You can rely on TypeScript type checking to make sure your code is correct. Similarly, if you develop in JavaScript, you can use unit tests instead of type checking to make sure your code is correct. Unit tests nor type checking can't guarantee that other code is correct, even if that other code happens to use your own code.

The benefits of TypeScript's type checking include the elimination of a class of unit tests, automatic refactoring, full intelli-sense support, better readability and automatic documentation (which doesn't remove the need of manual documentation).



You should have a look at Typed Racket [1] which is a type system for an existing language (Racket) built entirely with macros [2] that satisfies all of the criteria you want -- works with the IDE, safe interop with untyped code, etc.

[1] http://docs.racket-lang.org/ts-guide/ [2] http://www.ccs.neu.edu/racket/pubs/pldi11-thacff.pdf


There's also TypedClojure (https://github.com/clojure/core.typed) which is based on Typed Racket (is what I read in previous discussions about it here).


Wow, that's impressive.

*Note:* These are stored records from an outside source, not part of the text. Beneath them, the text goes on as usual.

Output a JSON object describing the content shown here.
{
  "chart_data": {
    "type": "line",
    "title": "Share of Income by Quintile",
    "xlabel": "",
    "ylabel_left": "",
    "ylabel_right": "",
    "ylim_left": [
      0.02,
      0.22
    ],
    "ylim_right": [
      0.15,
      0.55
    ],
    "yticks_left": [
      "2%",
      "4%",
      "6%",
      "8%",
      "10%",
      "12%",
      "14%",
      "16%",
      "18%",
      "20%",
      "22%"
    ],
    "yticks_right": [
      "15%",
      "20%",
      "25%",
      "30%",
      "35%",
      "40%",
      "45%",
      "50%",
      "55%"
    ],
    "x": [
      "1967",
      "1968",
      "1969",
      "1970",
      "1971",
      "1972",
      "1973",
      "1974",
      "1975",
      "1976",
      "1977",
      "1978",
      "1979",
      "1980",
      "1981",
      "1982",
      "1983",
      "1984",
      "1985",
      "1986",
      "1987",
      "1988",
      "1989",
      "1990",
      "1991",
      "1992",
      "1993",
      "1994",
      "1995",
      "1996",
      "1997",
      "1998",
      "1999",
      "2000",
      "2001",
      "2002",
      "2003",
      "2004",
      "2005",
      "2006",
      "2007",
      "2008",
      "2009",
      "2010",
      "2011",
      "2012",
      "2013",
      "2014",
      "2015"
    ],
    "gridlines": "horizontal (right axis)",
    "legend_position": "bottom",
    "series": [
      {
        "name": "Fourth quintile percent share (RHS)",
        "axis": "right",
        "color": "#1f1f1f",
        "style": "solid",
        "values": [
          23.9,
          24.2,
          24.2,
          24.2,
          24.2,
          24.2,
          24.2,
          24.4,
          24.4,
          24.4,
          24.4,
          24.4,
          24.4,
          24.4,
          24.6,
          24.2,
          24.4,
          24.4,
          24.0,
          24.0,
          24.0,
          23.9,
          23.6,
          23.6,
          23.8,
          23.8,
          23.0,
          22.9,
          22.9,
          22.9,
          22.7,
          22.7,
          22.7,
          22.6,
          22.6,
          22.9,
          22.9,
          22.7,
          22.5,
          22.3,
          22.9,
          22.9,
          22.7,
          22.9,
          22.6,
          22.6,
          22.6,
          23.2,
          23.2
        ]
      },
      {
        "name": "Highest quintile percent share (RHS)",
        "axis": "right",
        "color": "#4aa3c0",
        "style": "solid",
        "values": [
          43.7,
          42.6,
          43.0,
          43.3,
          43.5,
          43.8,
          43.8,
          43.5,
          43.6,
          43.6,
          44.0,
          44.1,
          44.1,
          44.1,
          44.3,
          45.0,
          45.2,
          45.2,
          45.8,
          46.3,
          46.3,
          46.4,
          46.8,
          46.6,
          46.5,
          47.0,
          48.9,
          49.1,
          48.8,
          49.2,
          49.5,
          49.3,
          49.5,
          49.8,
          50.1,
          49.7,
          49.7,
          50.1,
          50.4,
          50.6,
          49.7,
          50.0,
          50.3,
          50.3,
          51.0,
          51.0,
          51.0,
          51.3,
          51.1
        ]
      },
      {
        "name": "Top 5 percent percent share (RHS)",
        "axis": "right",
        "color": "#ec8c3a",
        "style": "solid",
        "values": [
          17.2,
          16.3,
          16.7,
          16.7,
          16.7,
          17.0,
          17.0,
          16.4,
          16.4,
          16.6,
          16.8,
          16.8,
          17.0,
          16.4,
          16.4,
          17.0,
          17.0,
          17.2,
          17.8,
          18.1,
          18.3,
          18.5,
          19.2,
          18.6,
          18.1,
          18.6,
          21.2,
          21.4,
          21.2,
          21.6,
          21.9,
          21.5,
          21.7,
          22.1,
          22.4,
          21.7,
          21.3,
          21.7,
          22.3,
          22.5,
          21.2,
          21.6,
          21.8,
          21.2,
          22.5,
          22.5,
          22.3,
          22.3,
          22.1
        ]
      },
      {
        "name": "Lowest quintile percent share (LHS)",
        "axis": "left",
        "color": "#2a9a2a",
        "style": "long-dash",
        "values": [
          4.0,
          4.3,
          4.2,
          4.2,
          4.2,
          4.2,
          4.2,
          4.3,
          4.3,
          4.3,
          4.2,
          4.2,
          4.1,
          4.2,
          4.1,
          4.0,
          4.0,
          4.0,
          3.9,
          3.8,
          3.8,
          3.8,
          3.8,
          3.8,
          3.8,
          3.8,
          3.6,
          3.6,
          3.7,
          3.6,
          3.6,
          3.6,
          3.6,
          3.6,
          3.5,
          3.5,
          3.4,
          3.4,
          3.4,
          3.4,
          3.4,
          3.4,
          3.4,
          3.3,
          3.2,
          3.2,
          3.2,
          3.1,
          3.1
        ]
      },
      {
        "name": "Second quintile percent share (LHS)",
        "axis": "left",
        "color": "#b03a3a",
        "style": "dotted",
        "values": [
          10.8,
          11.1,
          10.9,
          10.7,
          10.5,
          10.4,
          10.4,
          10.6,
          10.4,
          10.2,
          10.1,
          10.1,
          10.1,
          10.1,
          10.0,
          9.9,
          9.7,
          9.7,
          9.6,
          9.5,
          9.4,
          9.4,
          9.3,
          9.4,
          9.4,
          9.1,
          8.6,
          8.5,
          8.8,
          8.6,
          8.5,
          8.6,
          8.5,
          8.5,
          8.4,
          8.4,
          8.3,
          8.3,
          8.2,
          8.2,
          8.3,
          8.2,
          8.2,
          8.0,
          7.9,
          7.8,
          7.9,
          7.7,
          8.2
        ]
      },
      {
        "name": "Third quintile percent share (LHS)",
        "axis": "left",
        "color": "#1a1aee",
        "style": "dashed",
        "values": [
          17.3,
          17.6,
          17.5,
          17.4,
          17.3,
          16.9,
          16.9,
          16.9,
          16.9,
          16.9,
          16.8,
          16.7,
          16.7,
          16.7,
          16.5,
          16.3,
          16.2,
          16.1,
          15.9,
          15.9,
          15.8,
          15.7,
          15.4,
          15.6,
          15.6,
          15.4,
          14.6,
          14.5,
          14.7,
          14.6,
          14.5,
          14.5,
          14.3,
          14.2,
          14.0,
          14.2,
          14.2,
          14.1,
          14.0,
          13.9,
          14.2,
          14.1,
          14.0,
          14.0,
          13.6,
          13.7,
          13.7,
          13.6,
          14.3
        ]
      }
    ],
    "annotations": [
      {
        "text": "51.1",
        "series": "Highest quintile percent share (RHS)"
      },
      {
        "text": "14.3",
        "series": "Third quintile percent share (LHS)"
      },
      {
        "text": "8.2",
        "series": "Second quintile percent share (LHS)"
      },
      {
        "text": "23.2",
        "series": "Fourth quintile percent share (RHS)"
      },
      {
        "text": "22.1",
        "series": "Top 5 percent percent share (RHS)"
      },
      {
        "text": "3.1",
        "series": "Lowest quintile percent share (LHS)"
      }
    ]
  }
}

I didn't realise macros can be that powerful in practise.


Maybe this will help see the full scope of the power of macros: macros receive their arguments as an AST (i.e. a list) and are free to transform it as they please; they also have full access to the host language and are free to implement a type system checker that walks code and checks that all the types match. There are no restrictions here - the type checker would be regular scheme code that would be wrapped into a macro simply to make it run at compile time. So there's nothing less powerful about macros at all. It's just code that runs at a different stage (compile-time instead of run-time). After macros, in terms of power, you have reader macros, that receive their arguments as raw text and are free to turn it into any AST.